Prepayment meter surcharge finally removed

3 July 2023 14:53   By Lyndsey Burton

As of July 2023, prepayment meter energy customers will no longer pay more for their energy, as the unfair charge is ended.

Prepayment meter customers have previously paid more for their energy as a result of a surcharge that was deemed unfair by consumer groups.

From 1st July 2023, the Government has announced this charge has now been removed, saving prepayment customers an average of £21 per year.

The change takes effect as the energy price cap drops for the first time since 2019, to £2074 for an average user.

energy prepayment meter
Credit: steved_np3/

Prepayment surcharge

While the prepayment meter surcharge was in place due to suppliers having to pay more to collect payments or give out vouchers, it's been deemed unfair to pass these costs on to just one segment of customers.

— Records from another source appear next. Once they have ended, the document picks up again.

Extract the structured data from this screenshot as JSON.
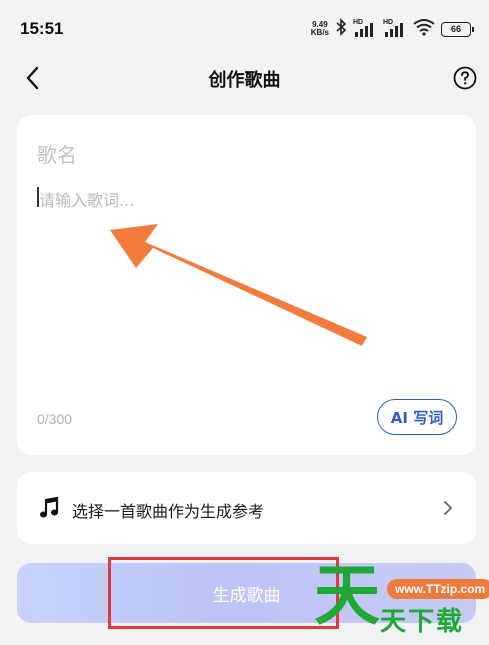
{
  "status_bar": {
    "time": "15:51",
    "net_speed_value": "9.49",
    "net_speed_unit": "KB/s",
    "signal1_tag": "HD",
    "signal2_tag": "HD",
    "battery": "66"
  },
  "nav": {
    "title": "创作歌曲",
    "back_icon": "chevron-left-icon",
    "help_icon": "question-circle-icon"
  },
  "editor": {
    "song_name_placeholder": "歌名",
    "lyrics_placeholder": "请输入歌词...",
    "char_count": "0/300",
    "ai_button_label": "AI 写词"
  },
  "reference": {
    "icon": "music-note-icon",
    "label": "选择一首歌曲作为生成参考",
    "chevron_icon": "chevron-right-icon"
  },
  "generate_button_label": "生成歌曲",
  "watermark": {
    "url": "www.TTzip.com",
    "big_char": "天",
    "sub_text": "天下载"
  },
  "colors": {
    "accent": "#2f5fbf",
    "annotation_arrow": "#f47a3e",
    "annotation_box": "#e23a3a",
    "watermark_green": "#1ea836"
  }
}
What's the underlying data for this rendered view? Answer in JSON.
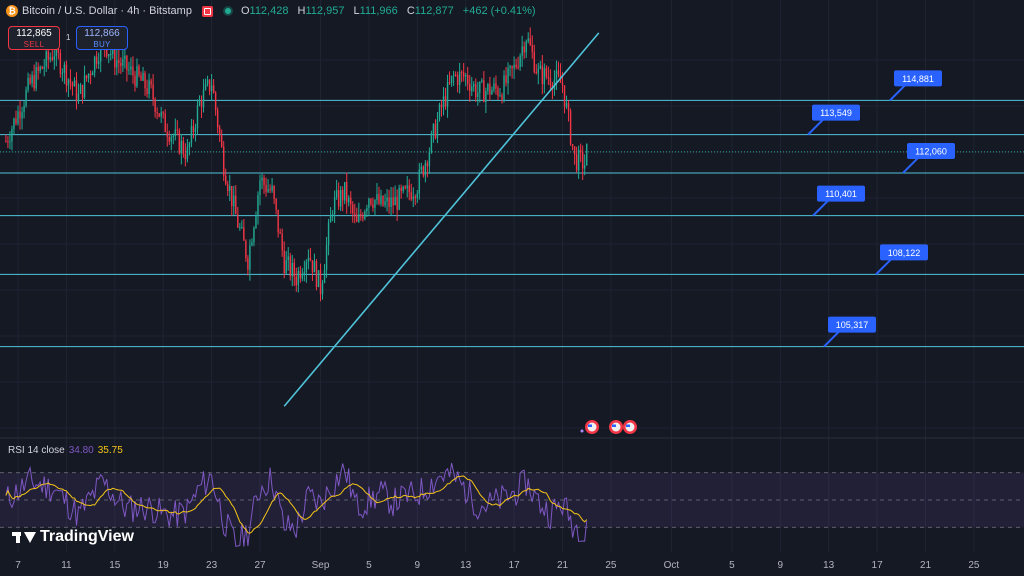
{
  "header": {
    "coin_symbol": "₿",
    "title": "Bitcoin / U.S. Dollar · 4h · Bitstamp",
    "ohlc": [
      {
        "k": "O",
        "v": "112,428"
      },
      {
        "k": "H",
        "v": "112,957"
      },
      {
        "k": "L",
        "v": "111,966"
      },
      {
        "k": "C",
        "v": "112,877"
      },
      {
        "k": "",
        "v": "+462 (+0.41%)"
      }
    ]
  },
  "trade": {
    "sell_price": "112,865",
    "sell_label": "SELL",
    "spread": "1",
    "buy_price": "112,866",
    "buy_label": "BUY"
  },
  "rsi": {
    "label": "RSI 14 close",
    "value": "34.80",
    "ma_value": "35.75"
  },
  "brand": {
    "name": "TradingView"
  },
  "colors": {
    "up": "#22ab94",
    "down": "#f23645",
    "level_line": "#4fc3d9",
    "label_bg": "#2962ff",
    "rsi_line": "#7e57c2",
    "rsi_ma": "#f5c518",
    "background": "#151924"
  },
  "chart_data": {
    "type": "candlestick",
    "symbol": "BTCUSD",
    "interval": "4h",
    "x_ticks": [
      "7",
      "11",
      "15",
      "19",
      "23",
      "27",
      "Sep",
      "5",
      "9",
      "13",
      "17",
      "21",
      "25",
      "Oct",
      "5",
      "9",
      "13",
      "17",
      "21",
      "25"
    ],
    "ylim": [
      102000,
      118000
    ],
    "levels": [
      114881,
      113549,
      112060,
      110401,
      108122,
      105317
    ],
    "level_labels": [
      "114,881",
      "113,549",
      "112,060",
      "110,401",
      "108,122",
      "105,317"
    ],
    "trendline": {
      "from": [
        "Aug 29",
        103000
      ],
      "to": [
        "Sep 24",
        117500
      ]
    },
    "close_path": [
      [
        "Aug 6",
        113300
      ],
      [
        "Aug 8",
        115500
      ],
      [
        "Aug 10",
        116800
      ],
      [
        "Aug 12",
        115000
      ],
      [
        "Aug 14",
        117200
      ],
      [
        "Aug 15",
        116500
      ],
      [
        "Aug 17",
        115700
      ],
      [
        "Aug 18",
        115200
      ],
      [
        "Aug 19",
        114000
      ],
      [
        "Aug 21",
        112800
      ],
      [
        "Aug 22",
        114800
      ],
      [
        "Aug 23",
        115600
      ],
      [
        "Aug 24",
        112400
      ],
      [
        "Aug 25",
        110400
      ],
      [
        "Aug 26",
        108700
      ],
      [
        "Aug 27",
        111800
      ],
      [
        "Aug 28",
        111300
      ],
      [
        "Aug 29",
        108600
      ],
      [
        "Aug 30",
        108000
      ],
      [
        "Aug 31",
        109000
      ],
      [
        "Sep 1",
        107600
      ],
      [
        "Sep 2",
        110800
      ],
      [
        "Sep 3",
        111300
      ],
      [
        "Sep 4",
        110000
      ],
      [
        "Sep 5",
        111200
      ],
      [
        "Sep 6",
        110800
      ],
      [
        "Sep 7",
        110900
      ],
      [
        "Sep 8",
        111200
      ],
      [
        "Sep 9",
        111600
      ],
      [
        "Sep 10",
        113000
      ],
      [
        "Sep 11",
        114600
      ],
      [
        "Sep 12",
        115800
      ],
      [
        "Sep 13",
        115800
      ],
      [
        "Sep 14",
        115200
      ],
      [
        "Sep 15",
        115300
      ],
      [
        "Sep 16",
        115300
      ],
      [
        "Sep 17",
        116100
      ],
      [
        "Sep 18",
        117400
      ],
      [
        "Sep 19",
        115900
      ],
      [
        "Sep 20",
        115800
      ],
      [
        "Sep 21",
        115500
      ],
      [
        "Sep 22",
        112600
      ],
      [
        "Sep 22 20h",
        112420
      ],
      [
        "Sep 23",
        112877
      ]
    ],
    "rsi_range": [
      0,
      100
    ],
    "rsi_bands": [
      70,
      50,
      30
    ],
    "rsi_last": 34.8,
    "rsi_ma_last": 35.75,
    "annotations": [
      "event-flags-us"
    ]
  }
}
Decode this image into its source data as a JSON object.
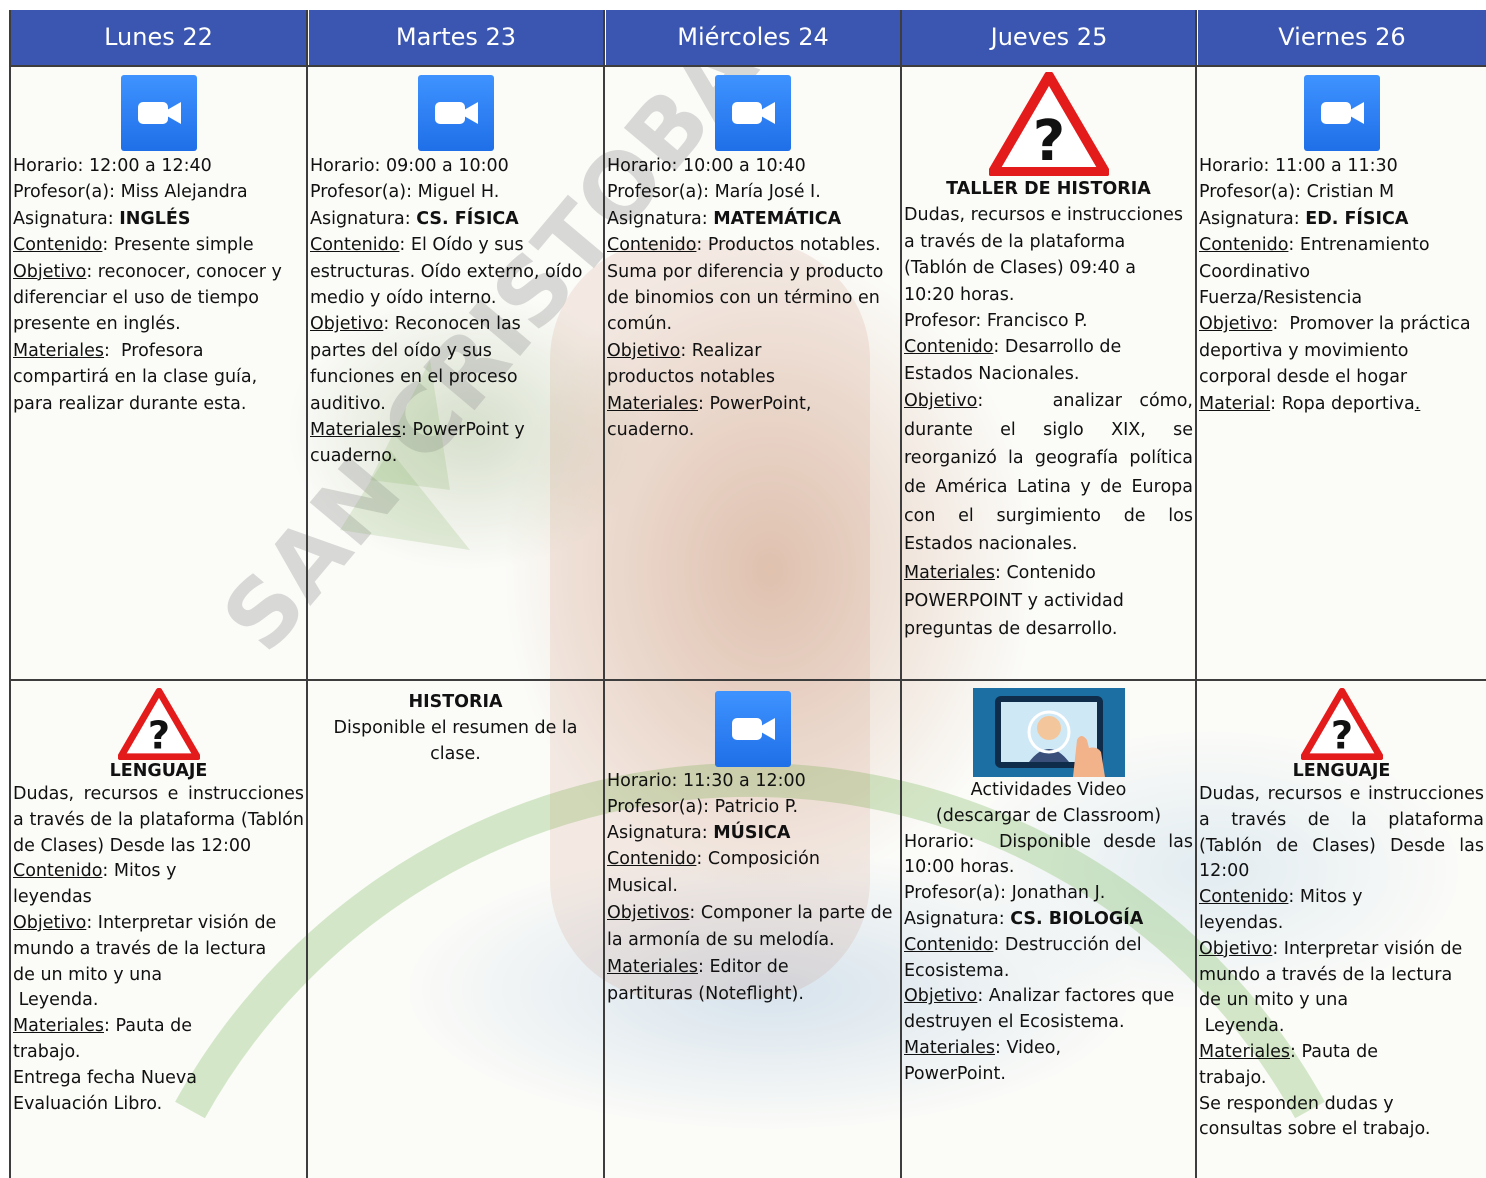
{
  "days": [
    "Lunes 22",
    "Martes 23",
    "Miércoles 24",
    "Jueves 25",
    "Viernes 26"
  ],
  "watermark": "SAN CRISTOBAL COLLEGE",
  "colors": {
    "header_bg": "#3a56b0",
    "zoom_blue": "#2d84f7",
    "warning_red": "#e31b1b"
  },
  "labels": {
    "horario": "Horario:",
    "profesor": "Profesor(a):",
    "asignatura": "Asignatura:",
    "contenido": "Contenido",
    "objetivo": "Objetivo",
    "objetivos": "Objetivos",
    "materiales": "Materiales",
    "material": "Material"
  },
  "row1": {
    "lunes": {
      "icon": "zoom-video-icon",
      "horario": "12:00 a 12:40",
      "profesor": "Miss Alejandra",
      "asignatura": "INGLÉS",
      "contenido": "Presente simple",
      "objetivo": "reconocer, conocer y diferenciar el uso de tiempo presente en inglés.",
      "materiales": "Profesora compartirá en la clase guía, para realizar durante esta."
    },
    "martes": {
      "icon": "zoom-video-icon",
      "horario": "09:00 a 10:00",
      "profesor": "Miguel H.",
      "asignatura": "CS. FÍSICA",
      "contenido": "El Oído y sus estructuras. Oído externo, oído medio y oído interno.",
      "objetivo": "Reconocen las partes del oído y sus funciones en el proceso auditivo.",
      "materiales": "PowerPoint y cuaderno."
    },
    "miercoles": {
      "icon": "zoom-video-icon",
      "horario": "10:00 a 10:40",
      "profesor": "María José I.",
      "asignatura": "MATEMÁTICA",
      "contenido": "Productos notables. Suma por diferencia y producto de binomios con un término en común.",
      "objetivo": "Realizar productos notables",
      "materiales": "PowerPoint, cuaderno."
    },
    "jueves": {
      "icon": "warning-question-icon",
      "title": "TALLER DE HISTORIA",
      "intro": "Dudas, recursos e instrucciones a través de la plataforma (Tablón de Clases) 09:40 a 10:20 horas.",
      "profesor_text": "Profesor: Francisco P.",
      "contenido": "Desarrollo de Estados Nacionales.",
      "objetivo": "analizar cómo, durante el siglo XIX, se reorganizó la geografía política de América Latina y de Europa con el surgimiento de los Estados nacionales.",
      "materiales": "Contenido POWERPOINT y actividad preguntas de desarrollo."
    },
    "viernes": {
      "icon": "zoom-video-icon",
      "horario": "11:00 a 11:30",
      "profesor": "Cristian M",
      "asignatura": "ED. FÍSICA",
      "contenido": "Entrenamiento Coordinativo Fuerza/Resistencia",
      "objetivo": "Promover la práctica deportiva y movimiento corporal desde el hogar",
      "material": "Ropa deportiva",
      "material_end": "."
    }
  },
  "row2": {
    "lunes": {
      "icon": "warning-question-icon",
      "title": "LENGUAJE",
      "intro": "Dudas, recursos e instrucciones a través de la plataforma (Tablón de Clases) Desde las 12:00",
      "contenido": "Mitos y leyendas",
      "objetivo": "Interpretar visión de mundo a través de la lectura de un mito y una",
      "objetivo_end": "Leyenda.",
      "materiales": "Pauta de trabajo.",
      "extra": "Entrega fecha Nueva Evaluación Libro."
    },
    "martes": {
      "title": "HISTORIA",
      "text": "Disponible el resumen de la clase."
    },
    "miercoles": {
      "icon": "zoom-video-icon",
      "horario": "11:30 a 12:00",
      "profesor": "Patricio P.",
      "asignatura": "MÚSICA",
      "contenido": "Composición Musical.",
      "objetivos": "Componer la parte de la armonía de su melodía.",
      "materiales": "Editor de partituras (Noteflight)."
    },
    "jueves": {
      "icon": "video-lesson-icon",
      "title1": "Actividades Video",
      "title2": "(descargar de Classroom)",
      "horario": "Disponible desde las 10:00 horas.",
      "profesor": "Jonathan J.",
      "asignatura": "CS. BIOLOGÍA",
      "contenido": "Destrucción del Ecosistema.",
      "objetivo": "Analizar factores que destruyen el Ecosistema.",
      "materiales": "Video, PowerPoint."
    },
    "viernes": {
      "icon": "warning-question-icon",
      "title": "LENGUAJE",
      "intro": "Dudas, recursos e instrucciones a través de la plataforma (Tablón de Clases) Desde las 12:00",
      "contenido": "Mitos y leyendas.",
      "objetivo": "Interpretar visión de mundo a través de la lectura de un mito y una",
      "objetivo_end": "Leyenda.",
      "materiales": "Pauta de trabajo.",
      "extra": "Se responden dudas y consultas sobre el trabajo."
    }
  }
}
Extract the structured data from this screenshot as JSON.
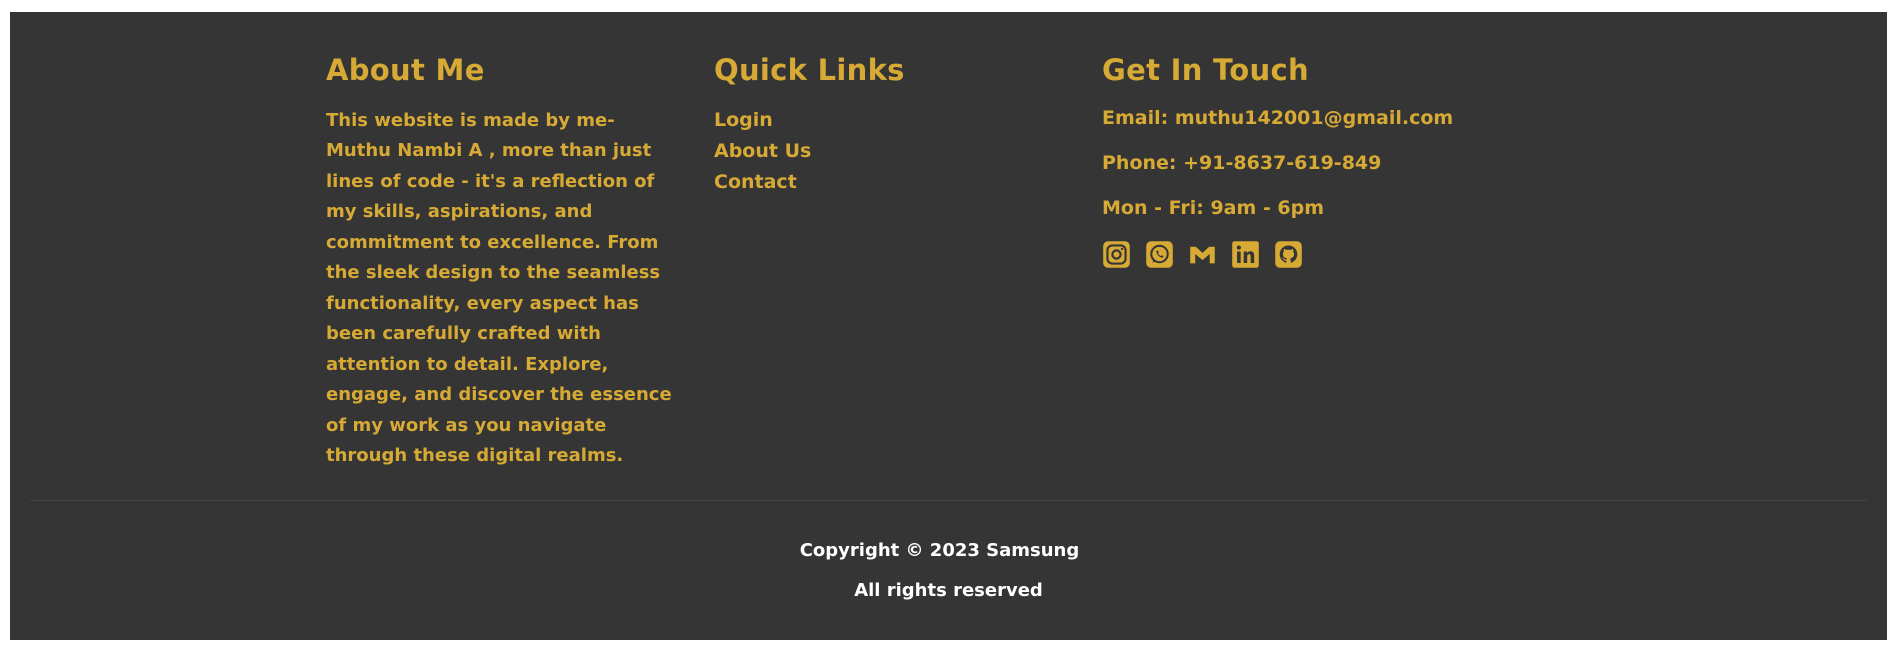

Around 14%, or four million, energy customers have prepayment meters, with most of these households considered to be more vulnerable and on lower incomes.

Yet, despite generally earning less, prepayment meter customers have been paying more for their energy than customers able to pay by Direct Debit as a result of these surcharges.

For example, in August 2021, the energy price cap was set at £1277 for an average user paying by Direct Debit, yet for a prepayment meter customer the average user was expected to be paying £153 more per year at £1309.

Now, customers paying by Direct Debit or prepayment will see a much more similar price cap, with average users paying £2074 and £2077 respectively a year.

How to benefit

Customers on smart prepayment meters, which is considered to be around 55% of prepayment customers, won't have to do anything as the new charges will be automatically updated.

Those on older meters that have a key stick or card, won't benefit from the reduction in charges until they next top up after 1st July 2023.

That means then, customers are being advised to top up as little as possible before the change takes effect on 1st July, so they don't overspend and buy credit when it's more expensive, only to use it once prices have dropped.

Forced installations

While this is good news for prepayment energy customers, it comes after Ofgem regulations in April 2023 failed to fully protect customers from forced installations.

A new code of conduct bans prepayment meter installations for customers with severe health issues and for those aged 85 or over who live alone. Suppliers are also required to make at least ten attempts to contact a customer and conduct a site welfare visit to check suitability and customer vulnerability before forcing an installation.

Yet, the changes have been criticised as not going far enough and only existing as a voluntary code.

It was reported over 94,000 prepayment meters were installed under warrant in 2022, with British Gas, Scottish Power and Ovo Energy making up 70% of all forced installations. These figures aren't that new however, with forced installations having previously increased to 84,000 per year by 2017.